And here comes the frost!

Well folks, as we all know Montana is a volatile place in regards to weather.  It can be 99 during the day and 49 at night one day, and the next is 80 and the next it’s 55.  I’ve seen snow in mid-June, 90 degrees every day for a week in early May, and sub-10 degree weather in the first week in October.  So, it should be no surprise to Western Montana’s that we got an early frost early this past Wednesday morning.
It is always a sad day at the farm when we get that first legitimate freeze, but at the same time we all know it is something out of our control, which I think allows us to reflect on the many, many things we, as humans, have very little control over.   And while we couldn’t stop the impending frost that we knew would kill our outdoor tomatoes, peppers, basil, eggplants, squash, zucchini, pumpkins, and cucumbers, we did pull up our boot straps and did as much harvesting and freeze prevention as we could!

On Monday it was all hands on deck as we harvested all of the over 1,800 pumpkins we were able to grow this year, which is a new record number for the PEAS Farm. The students, volunteers, and Youth Harvest teens line up in the fields between the pumpkins and the truck that will carry them to the shed, the pumpkins are cut, and tossed arm to arm along a line, finally landing in the back of the truck.

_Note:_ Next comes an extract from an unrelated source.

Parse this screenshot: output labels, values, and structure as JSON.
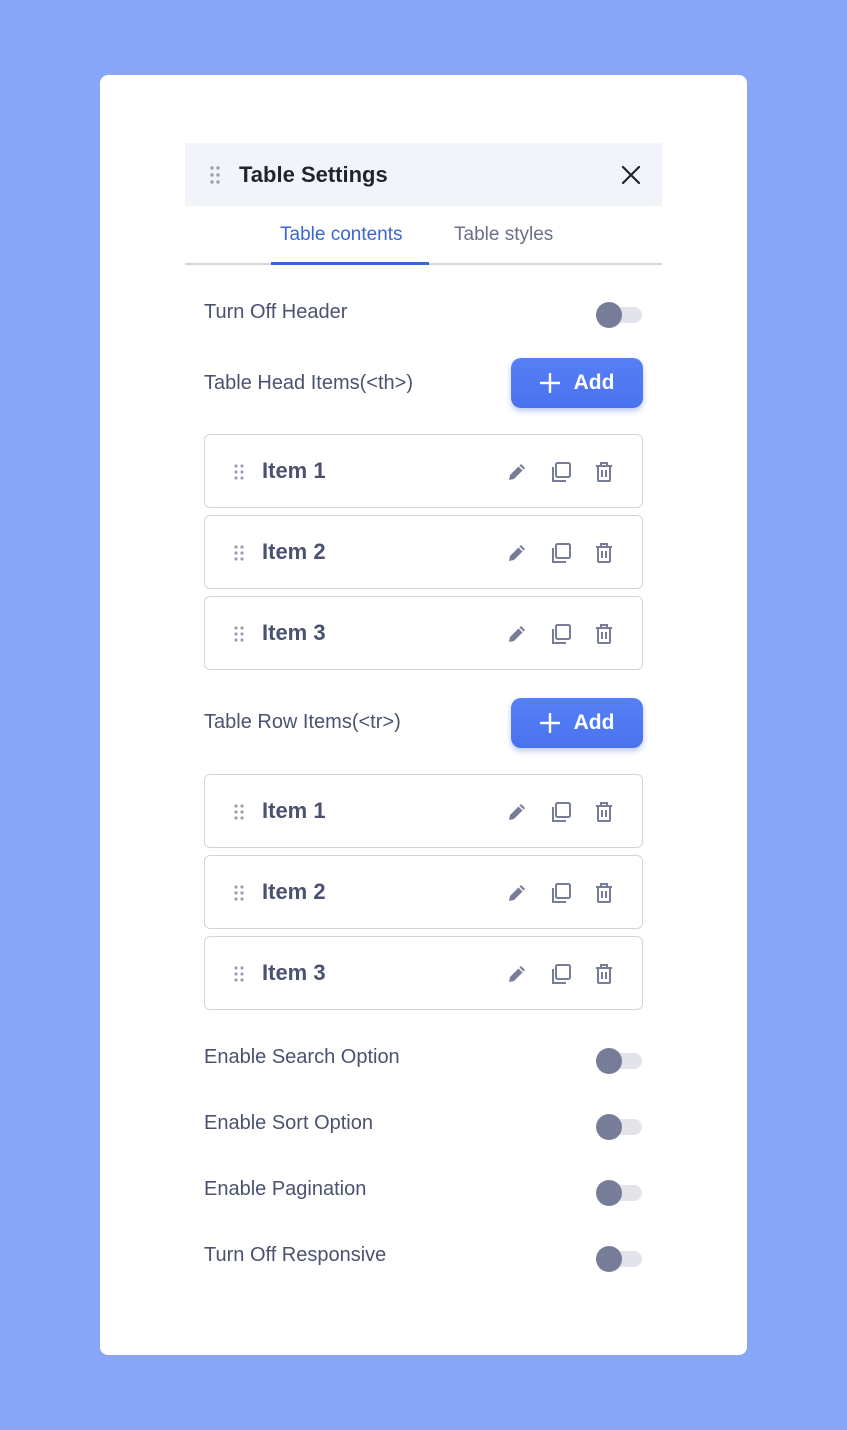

Oh, and PS – many of these pumpkins will be available for purchase and subsequent carving at our Fall Harvest Festival at the farm on October 13, so come on out that day for a whole lot of fun (face painting, pony rides, etc.).

We were also able to stave off some frost damage by turn on the overhead water in the winter squash field, the zucchini and cucumber field, and in the outdoor tomato, pepper, and eggplant field.  This strategically timed watering can create a micro-climate that is a few degrees warmer then the surrounding air.  This means that if it drops to 29 or so, we can save some crops.  So, for all you CSAers, don’t dismay!  We will still have some yummy peppers, maters, squash, zukes, and cukes for you in the future, that is if Thursday’s frost isn’t too severe — Cross your fingers!